Keys for the table: dict_keys(['rows', 'columns', 'cells'])
Number of rows: 78
Number of columns: 3


### 4. Cells in a table

Each cell is a dictionary with: 
* `rowIndex`: index of the row (starts at 0)
* `columnIndex`: index of the column (starts at 0)
* `text`: text in the cell
* `boundingBox`: bounding box (list of x-y coordinates of each of the four corners for that cell)
* `elements`: a pathway to the elements in the readResults list: `readResults/[page index]/lines/[line index]/words/[word index]`. 

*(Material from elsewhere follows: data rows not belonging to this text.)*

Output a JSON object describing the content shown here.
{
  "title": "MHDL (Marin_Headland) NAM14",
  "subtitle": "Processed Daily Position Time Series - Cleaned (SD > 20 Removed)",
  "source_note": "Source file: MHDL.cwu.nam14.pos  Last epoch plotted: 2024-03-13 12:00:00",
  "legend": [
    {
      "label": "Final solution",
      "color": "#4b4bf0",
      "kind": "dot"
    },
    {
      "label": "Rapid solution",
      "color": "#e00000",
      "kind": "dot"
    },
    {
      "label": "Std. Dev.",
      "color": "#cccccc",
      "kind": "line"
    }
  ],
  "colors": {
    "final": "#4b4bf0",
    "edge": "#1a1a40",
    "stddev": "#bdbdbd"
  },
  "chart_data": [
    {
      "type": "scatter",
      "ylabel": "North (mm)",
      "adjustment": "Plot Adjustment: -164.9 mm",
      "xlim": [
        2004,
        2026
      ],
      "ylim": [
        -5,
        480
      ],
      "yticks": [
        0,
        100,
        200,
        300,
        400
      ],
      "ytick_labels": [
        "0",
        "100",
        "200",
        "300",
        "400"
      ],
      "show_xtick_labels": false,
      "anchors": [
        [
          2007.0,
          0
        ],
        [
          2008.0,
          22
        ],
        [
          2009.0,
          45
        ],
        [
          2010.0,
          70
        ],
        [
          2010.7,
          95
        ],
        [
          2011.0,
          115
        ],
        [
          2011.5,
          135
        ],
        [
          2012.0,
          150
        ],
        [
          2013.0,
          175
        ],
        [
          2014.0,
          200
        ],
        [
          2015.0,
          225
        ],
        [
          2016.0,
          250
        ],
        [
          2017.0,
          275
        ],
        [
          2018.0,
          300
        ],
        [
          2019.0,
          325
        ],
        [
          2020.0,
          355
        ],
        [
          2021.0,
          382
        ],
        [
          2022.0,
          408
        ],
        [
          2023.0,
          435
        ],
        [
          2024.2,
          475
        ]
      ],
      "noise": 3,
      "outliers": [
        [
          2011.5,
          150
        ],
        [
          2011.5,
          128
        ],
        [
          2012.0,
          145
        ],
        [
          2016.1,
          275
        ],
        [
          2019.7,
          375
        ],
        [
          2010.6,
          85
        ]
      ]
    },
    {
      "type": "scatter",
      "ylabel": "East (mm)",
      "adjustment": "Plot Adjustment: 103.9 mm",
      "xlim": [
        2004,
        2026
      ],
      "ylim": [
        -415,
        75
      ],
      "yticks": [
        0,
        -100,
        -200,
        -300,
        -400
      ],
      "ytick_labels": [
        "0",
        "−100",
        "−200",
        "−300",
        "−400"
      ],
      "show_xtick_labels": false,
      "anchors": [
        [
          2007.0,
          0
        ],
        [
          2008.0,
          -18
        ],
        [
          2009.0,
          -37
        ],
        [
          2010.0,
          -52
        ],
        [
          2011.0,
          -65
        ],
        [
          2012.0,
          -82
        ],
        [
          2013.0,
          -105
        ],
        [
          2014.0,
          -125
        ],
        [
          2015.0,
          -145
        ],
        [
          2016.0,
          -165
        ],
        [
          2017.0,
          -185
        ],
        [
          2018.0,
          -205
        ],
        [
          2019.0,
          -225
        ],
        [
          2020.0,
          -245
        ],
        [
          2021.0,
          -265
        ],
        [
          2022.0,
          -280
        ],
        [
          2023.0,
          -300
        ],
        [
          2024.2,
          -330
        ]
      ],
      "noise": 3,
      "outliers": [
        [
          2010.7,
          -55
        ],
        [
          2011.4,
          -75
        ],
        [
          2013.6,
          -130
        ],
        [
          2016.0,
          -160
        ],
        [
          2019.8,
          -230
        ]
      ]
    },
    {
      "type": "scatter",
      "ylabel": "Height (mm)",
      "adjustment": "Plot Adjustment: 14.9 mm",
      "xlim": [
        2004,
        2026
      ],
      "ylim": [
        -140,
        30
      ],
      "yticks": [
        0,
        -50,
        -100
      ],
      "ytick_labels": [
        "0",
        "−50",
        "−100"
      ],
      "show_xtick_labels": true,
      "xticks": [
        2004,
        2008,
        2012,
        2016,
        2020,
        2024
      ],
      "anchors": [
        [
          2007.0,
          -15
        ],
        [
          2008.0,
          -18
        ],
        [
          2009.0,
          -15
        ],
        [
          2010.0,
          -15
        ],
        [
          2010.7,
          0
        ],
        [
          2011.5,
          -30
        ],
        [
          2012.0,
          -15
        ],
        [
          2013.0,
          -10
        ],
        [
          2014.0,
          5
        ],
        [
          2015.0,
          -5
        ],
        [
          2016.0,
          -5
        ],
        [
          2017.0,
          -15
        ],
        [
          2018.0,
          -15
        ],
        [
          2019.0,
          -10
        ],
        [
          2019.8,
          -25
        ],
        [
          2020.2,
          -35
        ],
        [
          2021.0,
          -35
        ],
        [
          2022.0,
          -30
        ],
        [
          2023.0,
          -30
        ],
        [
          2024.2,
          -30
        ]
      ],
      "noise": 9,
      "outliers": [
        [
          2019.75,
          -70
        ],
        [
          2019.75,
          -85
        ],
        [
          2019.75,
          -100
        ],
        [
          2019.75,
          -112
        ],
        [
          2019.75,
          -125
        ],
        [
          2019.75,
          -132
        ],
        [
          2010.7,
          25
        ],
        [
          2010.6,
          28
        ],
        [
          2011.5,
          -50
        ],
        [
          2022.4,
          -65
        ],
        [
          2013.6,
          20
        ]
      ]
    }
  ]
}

Here is what an arbitrary cell in a table looks like: 

In [92]:
table['cells'][10]

{'rowIndex': 3,
 'columnIndex': 1,
 'text': 'Nairobi Centre for International Arbitration',
 'boundingBox': [2.0356,
  1.2322,
  5.2356,
  1.2322,
  5.2356,
  1.3589,
  2.0356,
  1.3589],
 'elements': ['#/readResults/0/lines/14/words/0',
  '#/readResults/0/lines/14/words/1',
  '#/readResults/0/lines/14/words/2',
  '#/readResults/0/lines/14/words/3',
  '#/readResults/0/lines/14/words/4']}

If we wanted to find the elements in the table as they are represented by the `readResults` portion, we could follow the path outlined in `elements` to get the text: 

In [96]:
data['analyzeResult']['readResults'][0]['lines'][14]['words'][0]

{'boundingBox': [2.0719, 1.2588, 2.407, 1.2588, 2.407, 1.335, 2.0719, 1.335],
 'text': 'Nairobi',
 'confidence': 1}

In [97]:
data['analyzeResult']['readResults'][0]['lines'][14]['words'][1]

{'boundingBox': [2.4409,
  1.2595,
  2.7314,
  1.2595,
  2.7314,
  1.3353,
  2.4409,
  1.3353],
 'text': 'Centre',
 'confidence': 1}

We did not develop an approach for knitting tables together and including them in the text of a page, unfortunately. However, we believe that this would be relatively simple to do, given the information provided in the `pageResults` dictionary and the ease with which one can cross-reference its elements with the `readResults` output.